Sometimes it’s best to let a place speak for itself. This is the case for Michigan institution Cloverleaf Pizzawhich notes: "In 1946 pizza wasn’t being served at many places in Detroit, but soon many took their first bite of what is now famously known as Detroit-style pizza when Cloverleaf founder Gus Guerra and his wife Anna (Passalacqua) first introduced her mother’s recipe — the thick-crusted, square pie topped first with a layer of cheese followed with a layer of tomato sauce — at their first bar Buddy’s Rendezvous. Gus Guerra sold Buddy’s in 1953 along with his pizza recipe and purchased Cloverleaf Bar in East Detroit, now known as the City of Eastpointe. Cloverleaf has grown from a small neighborhood bar which Gus described as looking like “a little white farm house” into the Eastside institution it is today." Although they have 13 mouthwatering specialty pizzas, order pepperoni, the locals’ favorite. 

Some might say that TOMATOES APIZZA owner Mike Weinstein is a Connecticut food ambassador to Michigan; even the eatery’s website states “When you’re inside a TOMATOES APIZZA location, consider yourself to be visiting ‘an Embassy of New Haven.’” That’s because after graduating from The Culinary Institute of America, Weinstein studied how to spin great pies from pizza legend Lou Abate of the famous Abate’s Pizza in — you guessed it — New Haven. The chef isn’t afraid to divulge his secrets, as he freely details exactly what makes his pizza so special: they import pecorino Romano and then age it, grind it, and age it some more. When they cheese is at its peak in flavor, they add chopped fresh oregano, and then sprinkle this mixture on each pie just before it is baked. 

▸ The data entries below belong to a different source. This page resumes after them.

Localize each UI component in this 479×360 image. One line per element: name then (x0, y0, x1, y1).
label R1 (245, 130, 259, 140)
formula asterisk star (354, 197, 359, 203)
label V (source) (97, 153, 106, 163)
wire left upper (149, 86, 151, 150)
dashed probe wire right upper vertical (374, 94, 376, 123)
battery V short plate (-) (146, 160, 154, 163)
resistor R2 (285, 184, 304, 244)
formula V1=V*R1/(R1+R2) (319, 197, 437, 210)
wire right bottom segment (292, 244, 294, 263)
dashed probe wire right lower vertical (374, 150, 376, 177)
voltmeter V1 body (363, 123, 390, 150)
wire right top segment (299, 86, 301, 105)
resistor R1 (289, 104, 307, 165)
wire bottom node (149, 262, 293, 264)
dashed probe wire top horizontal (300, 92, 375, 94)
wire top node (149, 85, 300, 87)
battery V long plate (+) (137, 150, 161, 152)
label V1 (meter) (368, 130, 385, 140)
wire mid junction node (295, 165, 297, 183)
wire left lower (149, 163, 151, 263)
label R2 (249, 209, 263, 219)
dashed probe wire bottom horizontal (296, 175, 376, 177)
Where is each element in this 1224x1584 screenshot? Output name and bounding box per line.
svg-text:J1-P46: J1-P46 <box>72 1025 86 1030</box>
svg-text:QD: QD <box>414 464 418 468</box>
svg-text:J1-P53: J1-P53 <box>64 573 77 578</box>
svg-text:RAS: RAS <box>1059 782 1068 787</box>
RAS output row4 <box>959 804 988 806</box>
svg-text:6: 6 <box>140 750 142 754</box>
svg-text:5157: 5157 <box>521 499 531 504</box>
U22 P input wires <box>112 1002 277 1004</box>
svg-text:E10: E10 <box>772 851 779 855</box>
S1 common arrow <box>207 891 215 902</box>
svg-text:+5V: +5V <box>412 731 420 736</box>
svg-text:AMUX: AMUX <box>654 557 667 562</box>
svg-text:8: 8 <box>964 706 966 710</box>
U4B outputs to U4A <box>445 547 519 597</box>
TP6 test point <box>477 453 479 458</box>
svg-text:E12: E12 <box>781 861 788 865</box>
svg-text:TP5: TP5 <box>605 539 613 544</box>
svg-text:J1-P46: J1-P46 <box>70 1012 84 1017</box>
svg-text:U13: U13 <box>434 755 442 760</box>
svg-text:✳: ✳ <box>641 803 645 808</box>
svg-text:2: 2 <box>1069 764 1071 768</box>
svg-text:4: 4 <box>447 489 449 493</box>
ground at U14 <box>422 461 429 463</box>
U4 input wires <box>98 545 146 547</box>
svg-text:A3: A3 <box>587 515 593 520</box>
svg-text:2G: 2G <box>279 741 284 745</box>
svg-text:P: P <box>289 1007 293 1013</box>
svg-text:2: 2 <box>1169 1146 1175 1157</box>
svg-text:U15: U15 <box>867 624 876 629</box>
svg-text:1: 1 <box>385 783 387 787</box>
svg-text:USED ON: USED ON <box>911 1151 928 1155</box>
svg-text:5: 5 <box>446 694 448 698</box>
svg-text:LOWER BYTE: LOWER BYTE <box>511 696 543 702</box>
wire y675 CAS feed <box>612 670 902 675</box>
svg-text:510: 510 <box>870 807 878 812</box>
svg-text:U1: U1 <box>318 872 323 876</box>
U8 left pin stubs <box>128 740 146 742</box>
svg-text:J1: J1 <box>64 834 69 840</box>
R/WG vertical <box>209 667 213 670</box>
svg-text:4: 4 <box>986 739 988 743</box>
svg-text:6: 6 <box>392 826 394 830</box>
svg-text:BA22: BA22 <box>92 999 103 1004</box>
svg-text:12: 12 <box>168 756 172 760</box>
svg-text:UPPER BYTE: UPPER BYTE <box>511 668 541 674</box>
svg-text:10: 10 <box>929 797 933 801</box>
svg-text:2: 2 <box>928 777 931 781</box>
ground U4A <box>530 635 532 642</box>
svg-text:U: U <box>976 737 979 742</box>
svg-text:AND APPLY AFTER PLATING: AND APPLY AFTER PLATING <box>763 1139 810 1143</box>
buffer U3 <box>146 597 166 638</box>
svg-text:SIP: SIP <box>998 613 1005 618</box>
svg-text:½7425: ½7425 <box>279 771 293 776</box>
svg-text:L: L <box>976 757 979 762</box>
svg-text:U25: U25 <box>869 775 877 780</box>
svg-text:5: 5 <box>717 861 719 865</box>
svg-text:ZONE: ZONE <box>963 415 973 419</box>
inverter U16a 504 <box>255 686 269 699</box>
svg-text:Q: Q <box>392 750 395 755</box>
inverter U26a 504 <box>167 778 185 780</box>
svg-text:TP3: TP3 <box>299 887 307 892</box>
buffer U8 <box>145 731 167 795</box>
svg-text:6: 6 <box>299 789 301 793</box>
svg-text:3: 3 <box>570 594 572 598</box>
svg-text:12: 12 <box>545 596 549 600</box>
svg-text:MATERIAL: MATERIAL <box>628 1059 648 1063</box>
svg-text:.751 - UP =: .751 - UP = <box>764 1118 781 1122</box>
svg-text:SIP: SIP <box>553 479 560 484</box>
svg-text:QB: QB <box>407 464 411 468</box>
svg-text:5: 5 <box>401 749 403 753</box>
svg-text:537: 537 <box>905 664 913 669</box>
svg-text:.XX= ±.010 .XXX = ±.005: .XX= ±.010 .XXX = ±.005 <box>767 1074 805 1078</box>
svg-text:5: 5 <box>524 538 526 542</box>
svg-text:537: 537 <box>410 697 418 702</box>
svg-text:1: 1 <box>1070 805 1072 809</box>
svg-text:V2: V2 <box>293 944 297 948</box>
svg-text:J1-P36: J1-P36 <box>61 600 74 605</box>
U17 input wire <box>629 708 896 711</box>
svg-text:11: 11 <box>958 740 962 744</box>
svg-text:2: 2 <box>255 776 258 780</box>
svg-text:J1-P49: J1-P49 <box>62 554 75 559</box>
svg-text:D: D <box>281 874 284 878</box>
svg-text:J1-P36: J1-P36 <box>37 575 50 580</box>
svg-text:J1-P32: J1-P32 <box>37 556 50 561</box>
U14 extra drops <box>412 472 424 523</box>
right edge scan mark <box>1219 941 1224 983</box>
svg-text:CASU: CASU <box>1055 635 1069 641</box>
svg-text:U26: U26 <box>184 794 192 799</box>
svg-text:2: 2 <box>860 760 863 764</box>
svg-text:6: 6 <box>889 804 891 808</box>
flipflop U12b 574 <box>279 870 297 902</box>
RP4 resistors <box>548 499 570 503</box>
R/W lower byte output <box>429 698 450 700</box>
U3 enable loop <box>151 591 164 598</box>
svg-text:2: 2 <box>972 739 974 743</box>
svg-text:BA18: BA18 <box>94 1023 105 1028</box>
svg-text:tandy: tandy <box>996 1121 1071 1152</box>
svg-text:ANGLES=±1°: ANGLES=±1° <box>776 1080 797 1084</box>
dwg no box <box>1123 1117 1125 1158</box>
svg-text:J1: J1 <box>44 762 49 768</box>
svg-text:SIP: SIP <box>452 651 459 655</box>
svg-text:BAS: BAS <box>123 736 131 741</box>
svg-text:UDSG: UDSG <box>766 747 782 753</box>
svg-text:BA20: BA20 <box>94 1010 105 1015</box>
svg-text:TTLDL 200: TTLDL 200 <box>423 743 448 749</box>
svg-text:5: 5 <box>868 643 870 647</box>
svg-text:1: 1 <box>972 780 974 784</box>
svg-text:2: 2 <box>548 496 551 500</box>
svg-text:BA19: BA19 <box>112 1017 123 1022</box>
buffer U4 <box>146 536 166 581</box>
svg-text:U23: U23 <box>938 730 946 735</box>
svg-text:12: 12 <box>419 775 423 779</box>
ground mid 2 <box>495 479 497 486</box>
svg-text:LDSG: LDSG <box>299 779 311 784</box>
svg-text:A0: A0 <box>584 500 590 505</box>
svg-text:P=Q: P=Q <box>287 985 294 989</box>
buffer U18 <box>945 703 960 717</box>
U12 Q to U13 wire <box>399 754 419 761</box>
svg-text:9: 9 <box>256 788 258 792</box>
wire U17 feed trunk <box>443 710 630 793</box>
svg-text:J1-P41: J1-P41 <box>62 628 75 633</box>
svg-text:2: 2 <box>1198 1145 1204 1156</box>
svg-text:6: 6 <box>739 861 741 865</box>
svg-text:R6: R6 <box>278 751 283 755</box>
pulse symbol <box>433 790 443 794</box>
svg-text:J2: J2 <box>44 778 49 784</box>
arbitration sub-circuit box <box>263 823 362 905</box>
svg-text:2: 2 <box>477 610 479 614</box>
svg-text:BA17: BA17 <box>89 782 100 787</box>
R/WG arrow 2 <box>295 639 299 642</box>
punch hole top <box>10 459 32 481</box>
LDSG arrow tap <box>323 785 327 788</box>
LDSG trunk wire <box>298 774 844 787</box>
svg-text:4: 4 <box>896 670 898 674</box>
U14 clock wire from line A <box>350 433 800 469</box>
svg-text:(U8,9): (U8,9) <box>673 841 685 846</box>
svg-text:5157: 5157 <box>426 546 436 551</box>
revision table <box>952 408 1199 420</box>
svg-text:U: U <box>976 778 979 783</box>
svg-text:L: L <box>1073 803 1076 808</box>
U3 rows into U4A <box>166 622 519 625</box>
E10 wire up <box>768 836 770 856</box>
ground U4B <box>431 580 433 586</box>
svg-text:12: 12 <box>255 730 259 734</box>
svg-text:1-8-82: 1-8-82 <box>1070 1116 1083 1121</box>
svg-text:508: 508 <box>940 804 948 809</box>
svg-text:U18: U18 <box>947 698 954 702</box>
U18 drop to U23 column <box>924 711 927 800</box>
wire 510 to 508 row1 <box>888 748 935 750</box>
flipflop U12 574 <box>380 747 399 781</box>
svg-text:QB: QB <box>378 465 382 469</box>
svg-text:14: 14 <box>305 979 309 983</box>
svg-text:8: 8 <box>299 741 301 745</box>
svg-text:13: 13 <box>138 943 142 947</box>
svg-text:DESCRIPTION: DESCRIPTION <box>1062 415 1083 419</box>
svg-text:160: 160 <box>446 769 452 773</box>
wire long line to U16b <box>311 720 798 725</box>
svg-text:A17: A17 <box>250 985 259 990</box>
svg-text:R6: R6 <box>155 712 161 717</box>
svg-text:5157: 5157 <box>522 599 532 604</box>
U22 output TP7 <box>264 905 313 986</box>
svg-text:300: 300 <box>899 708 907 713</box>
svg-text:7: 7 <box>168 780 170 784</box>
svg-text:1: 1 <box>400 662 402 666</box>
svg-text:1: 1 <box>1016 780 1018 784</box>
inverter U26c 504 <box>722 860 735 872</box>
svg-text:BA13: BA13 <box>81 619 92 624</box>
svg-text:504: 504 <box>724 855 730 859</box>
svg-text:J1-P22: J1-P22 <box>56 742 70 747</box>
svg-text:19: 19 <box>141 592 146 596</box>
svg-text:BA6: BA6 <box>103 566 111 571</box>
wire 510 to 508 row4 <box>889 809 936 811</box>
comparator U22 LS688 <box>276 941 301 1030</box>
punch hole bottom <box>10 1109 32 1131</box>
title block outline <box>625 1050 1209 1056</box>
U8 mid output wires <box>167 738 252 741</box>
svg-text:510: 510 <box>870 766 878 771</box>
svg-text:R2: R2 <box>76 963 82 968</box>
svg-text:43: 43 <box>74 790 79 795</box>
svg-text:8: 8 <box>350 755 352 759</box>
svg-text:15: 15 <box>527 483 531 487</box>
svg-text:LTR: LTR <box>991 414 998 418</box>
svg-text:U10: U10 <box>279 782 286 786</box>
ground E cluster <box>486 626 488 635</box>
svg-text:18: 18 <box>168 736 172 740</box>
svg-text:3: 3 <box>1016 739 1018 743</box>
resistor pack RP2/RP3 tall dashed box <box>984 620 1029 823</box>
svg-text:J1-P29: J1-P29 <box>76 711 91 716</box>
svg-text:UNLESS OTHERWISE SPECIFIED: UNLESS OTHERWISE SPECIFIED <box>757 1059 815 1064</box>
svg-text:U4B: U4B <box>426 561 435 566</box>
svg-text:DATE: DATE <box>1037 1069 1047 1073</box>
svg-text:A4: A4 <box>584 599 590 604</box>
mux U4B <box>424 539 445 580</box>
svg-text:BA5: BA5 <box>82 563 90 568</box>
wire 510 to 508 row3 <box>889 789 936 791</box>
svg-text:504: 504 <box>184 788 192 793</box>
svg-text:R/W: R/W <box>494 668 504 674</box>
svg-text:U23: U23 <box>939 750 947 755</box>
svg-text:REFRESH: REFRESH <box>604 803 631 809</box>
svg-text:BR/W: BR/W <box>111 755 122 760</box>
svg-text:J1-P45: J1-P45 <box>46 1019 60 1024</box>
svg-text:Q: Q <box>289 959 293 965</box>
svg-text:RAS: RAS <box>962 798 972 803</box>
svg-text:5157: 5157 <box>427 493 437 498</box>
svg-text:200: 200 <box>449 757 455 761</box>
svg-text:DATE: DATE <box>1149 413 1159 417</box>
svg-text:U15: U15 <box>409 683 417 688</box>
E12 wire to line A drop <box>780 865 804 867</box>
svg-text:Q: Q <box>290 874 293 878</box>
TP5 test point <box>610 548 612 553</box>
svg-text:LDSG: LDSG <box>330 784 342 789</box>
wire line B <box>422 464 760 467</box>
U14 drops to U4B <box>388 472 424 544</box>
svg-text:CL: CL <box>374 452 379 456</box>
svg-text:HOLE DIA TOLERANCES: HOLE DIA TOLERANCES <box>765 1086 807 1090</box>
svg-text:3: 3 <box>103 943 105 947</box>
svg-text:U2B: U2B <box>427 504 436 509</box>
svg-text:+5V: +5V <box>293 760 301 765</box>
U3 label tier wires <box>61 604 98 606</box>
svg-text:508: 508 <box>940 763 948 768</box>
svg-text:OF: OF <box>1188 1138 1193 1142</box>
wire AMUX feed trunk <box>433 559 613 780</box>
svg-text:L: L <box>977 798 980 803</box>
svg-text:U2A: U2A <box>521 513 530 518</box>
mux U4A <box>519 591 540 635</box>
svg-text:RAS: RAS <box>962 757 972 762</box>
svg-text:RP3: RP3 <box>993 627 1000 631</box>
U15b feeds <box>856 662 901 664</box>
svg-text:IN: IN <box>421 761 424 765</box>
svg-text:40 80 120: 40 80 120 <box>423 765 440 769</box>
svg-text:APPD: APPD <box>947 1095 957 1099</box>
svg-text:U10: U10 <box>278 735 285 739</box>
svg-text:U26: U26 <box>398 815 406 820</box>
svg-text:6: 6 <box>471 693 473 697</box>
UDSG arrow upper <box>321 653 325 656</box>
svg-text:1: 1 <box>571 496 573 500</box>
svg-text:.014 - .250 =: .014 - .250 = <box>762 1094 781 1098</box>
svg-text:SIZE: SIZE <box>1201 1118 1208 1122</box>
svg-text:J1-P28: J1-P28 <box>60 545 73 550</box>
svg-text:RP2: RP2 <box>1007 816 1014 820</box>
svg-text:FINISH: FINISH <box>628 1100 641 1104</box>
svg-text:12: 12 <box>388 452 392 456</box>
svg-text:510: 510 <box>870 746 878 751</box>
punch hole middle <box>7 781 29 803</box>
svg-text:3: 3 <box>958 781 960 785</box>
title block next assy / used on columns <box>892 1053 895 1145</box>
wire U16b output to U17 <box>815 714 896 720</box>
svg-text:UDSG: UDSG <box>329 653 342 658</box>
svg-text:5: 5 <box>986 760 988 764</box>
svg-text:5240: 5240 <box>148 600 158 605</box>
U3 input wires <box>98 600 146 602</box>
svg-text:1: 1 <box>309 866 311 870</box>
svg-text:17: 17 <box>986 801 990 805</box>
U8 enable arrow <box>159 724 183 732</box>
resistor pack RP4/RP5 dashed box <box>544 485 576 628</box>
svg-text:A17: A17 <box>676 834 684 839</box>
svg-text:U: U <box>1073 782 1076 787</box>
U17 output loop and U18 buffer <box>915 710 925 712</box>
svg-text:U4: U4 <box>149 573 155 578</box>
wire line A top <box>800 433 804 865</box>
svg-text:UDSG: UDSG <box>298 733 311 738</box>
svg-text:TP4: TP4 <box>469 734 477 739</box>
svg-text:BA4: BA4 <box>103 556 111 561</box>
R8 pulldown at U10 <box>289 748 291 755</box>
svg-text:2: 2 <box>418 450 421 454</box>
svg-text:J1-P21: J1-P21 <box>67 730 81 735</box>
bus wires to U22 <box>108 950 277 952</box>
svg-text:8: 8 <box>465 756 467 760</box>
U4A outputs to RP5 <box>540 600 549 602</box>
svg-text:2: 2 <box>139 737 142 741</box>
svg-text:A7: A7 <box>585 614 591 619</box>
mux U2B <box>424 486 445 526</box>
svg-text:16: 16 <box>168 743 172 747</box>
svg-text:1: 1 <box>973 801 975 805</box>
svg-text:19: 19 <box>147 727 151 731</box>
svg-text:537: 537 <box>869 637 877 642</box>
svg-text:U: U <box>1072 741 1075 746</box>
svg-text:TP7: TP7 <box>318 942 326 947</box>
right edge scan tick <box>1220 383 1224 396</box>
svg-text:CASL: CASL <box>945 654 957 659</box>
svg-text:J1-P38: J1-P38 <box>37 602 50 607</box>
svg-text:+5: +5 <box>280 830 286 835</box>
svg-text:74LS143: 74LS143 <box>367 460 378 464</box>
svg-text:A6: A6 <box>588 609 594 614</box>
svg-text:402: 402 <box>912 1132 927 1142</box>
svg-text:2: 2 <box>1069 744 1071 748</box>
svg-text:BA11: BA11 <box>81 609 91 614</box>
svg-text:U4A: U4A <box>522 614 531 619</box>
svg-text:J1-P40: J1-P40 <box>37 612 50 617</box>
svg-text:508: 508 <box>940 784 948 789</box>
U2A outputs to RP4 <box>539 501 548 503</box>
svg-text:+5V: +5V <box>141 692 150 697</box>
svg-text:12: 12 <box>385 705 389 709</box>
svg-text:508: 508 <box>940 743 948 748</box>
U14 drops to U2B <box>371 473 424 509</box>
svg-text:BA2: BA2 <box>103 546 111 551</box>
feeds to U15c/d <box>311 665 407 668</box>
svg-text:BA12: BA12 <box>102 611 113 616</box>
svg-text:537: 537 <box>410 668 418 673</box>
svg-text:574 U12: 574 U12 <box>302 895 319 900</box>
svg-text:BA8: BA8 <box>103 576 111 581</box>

There are two TOMATOES APIZZA locations in Farmington Hills; one has a brick oven, and the other has a coal-fired oven, a pizza-firing technique that Weinstein is credited for bringing to Michigan. If you visit the more traditional brick oven outpost, try the local-favorite Naples Sampler that’s one quarter of their classic recipe with one topping of your choice, one quarter white, one quarter green, and one quarter with fresh mozzarella. Want to try his coal-fired oven technique? Be sure to taste either their white pie or a classic with pepperoni.